Si le perfectionnement technique semble assez peu lié avec les progrès dans l'apprentissage du langage, une chose paraît à peu près certaine en revanche : l'antériorité du symbole sur le mot. En effet, il semblerait que «la réponse ne puisse être que celle-ci : le symbolique d'abord, le syntaxique venant après. Ici, l'argument logique évoqué plus haut paraît décisif : pour qu'un dispositif syntaxique vienne organiser la combinaison des symboles entre eux, il faut que ces symboles lui préexistent. N'est-il pas nécessaire qu'il y ait des noms pour qu'une syntaxe les commue en mots ? Le symbolique ne peut manquer d'être antérieur au syntaxique» (p. 412). Cela signifie donc que «l'usage et la création de symboles ont bien constitué le pas décisif en direction du langage», l'existence «d'un répertoire de signaux symboliques» creusant tout de suite «une distance infranchissable avec les signaux des primates non humains vivant dans leur monde propre» (p. 413). En fait, c'est l'emploi de symboles linguistiques «découplés de l'ici et du maintenant» (p. 417) qui a permis de former des propositions indépendantes composées de signaux qui, «à la différence de ceux des systèmes de communication animaux», ont dû être rapportés aux autres afin d'acquérir leur signification : sans doute «étaient-ils des «touts» sémantiques, mais ces «touts» étaient amenés à être, eux-mêmes, des parties d'un tout ouvert : le protolangage du groupe» (p. 450).
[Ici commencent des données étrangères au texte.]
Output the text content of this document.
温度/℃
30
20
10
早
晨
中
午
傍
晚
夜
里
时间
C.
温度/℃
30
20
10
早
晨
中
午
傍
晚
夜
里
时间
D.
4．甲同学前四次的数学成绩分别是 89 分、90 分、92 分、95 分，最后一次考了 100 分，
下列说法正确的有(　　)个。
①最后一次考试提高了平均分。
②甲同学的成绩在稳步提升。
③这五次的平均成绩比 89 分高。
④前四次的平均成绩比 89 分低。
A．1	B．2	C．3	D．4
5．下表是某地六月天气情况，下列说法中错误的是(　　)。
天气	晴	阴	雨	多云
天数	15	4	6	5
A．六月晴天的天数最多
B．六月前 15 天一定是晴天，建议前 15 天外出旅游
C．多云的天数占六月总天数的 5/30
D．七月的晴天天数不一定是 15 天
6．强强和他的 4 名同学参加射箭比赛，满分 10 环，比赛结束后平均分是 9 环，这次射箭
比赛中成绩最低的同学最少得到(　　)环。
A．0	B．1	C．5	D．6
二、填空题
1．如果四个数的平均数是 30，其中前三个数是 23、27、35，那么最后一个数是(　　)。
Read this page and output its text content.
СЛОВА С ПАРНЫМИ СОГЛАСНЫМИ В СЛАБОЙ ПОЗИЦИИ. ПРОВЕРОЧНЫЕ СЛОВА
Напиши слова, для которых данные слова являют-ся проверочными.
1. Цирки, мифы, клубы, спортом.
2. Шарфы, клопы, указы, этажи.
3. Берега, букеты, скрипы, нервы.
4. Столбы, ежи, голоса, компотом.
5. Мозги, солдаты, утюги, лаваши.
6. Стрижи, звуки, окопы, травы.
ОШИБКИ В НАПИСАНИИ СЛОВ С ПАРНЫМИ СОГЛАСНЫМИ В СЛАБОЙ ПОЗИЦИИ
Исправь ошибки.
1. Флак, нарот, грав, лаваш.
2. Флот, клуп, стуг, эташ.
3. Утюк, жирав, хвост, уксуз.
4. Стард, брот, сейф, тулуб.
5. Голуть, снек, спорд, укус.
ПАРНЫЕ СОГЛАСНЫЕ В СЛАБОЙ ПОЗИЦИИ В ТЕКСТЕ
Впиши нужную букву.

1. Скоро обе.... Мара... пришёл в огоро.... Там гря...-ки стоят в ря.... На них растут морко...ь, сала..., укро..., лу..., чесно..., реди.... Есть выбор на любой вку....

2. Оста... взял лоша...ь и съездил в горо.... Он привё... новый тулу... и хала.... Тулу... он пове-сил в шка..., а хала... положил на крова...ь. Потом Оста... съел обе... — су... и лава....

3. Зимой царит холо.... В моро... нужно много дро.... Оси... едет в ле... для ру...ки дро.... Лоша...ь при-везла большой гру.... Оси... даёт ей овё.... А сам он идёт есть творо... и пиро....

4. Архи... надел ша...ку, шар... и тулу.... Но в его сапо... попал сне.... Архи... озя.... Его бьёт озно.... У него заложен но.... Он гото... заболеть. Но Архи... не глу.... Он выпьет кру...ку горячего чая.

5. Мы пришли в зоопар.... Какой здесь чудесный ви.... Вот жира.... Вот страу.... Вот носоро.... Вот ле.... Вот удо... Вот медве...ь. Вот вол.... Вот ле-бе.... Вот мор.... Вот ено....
Il est à ce titre fascinant d'imaginer que deux espèces humaines ont coexisté «à la surface de la terre avant de se rencontrer sur le sol européen aux environs de 40 000 BP, l'une disposant de l'antique protolangage holistique, les Néandertaliens, et l'autre, les H. Sapiens, d'un protolangage œcuménique, ou prélangage, associant messages holophrastiques et expressions analysées, voué à se commuer en quelques dizaines de milliers d'années en langage articulé. Les Néandertaliens chantaient et dansaient; les H. sapiens prononçaient et s'apprêtaient à déclarer. L'affrontement était à coup sûr inégal» (p. 463).
En quoi consistait ce protolangage, «ouvrant seul aux messages prédicatifs» ? En un «lexique dénué d'une syntaxe élaborée», soit l'équivalent préhistorique d'un pidgin, ou d'une «seconde langue en cours d'apprentissage sur le tas» selon certains auteurs, seulement doté «d'un principe d'ordre rudimentaire dans l'alignement des items lexicaux». Cette manière de concevoir «l'évolution du protolangage», affirment nos deux auteurs, «s'accorde avec tout ce que l'on peut avancer aujourd'hui du pouvoir de catalyse dont est doté le langage et de la puissance créatrice de son apprentissage et de sa transmission. En d'autres termes, la faculté de langage fut, à n'en pas douter, un acteur éminent de sa propre évolution» (p. 467). Curieuse aptitude tout de même, qui ne semble se nourrir de rien d'autre qu'elle-même, pour retomber dans une forme d'holisme point vraiment synonyme d'ouverture... La question de l'origine du langage est décidément frustrante, car, quels que soient les arguments qui puissent être opposés à la thèse d'un don plus que d'un très lent apprentissage incluant bonds et chutes spectaculaires, celle-ci reste la plus simple poétiquement, mais aussi la plus belle logiquement.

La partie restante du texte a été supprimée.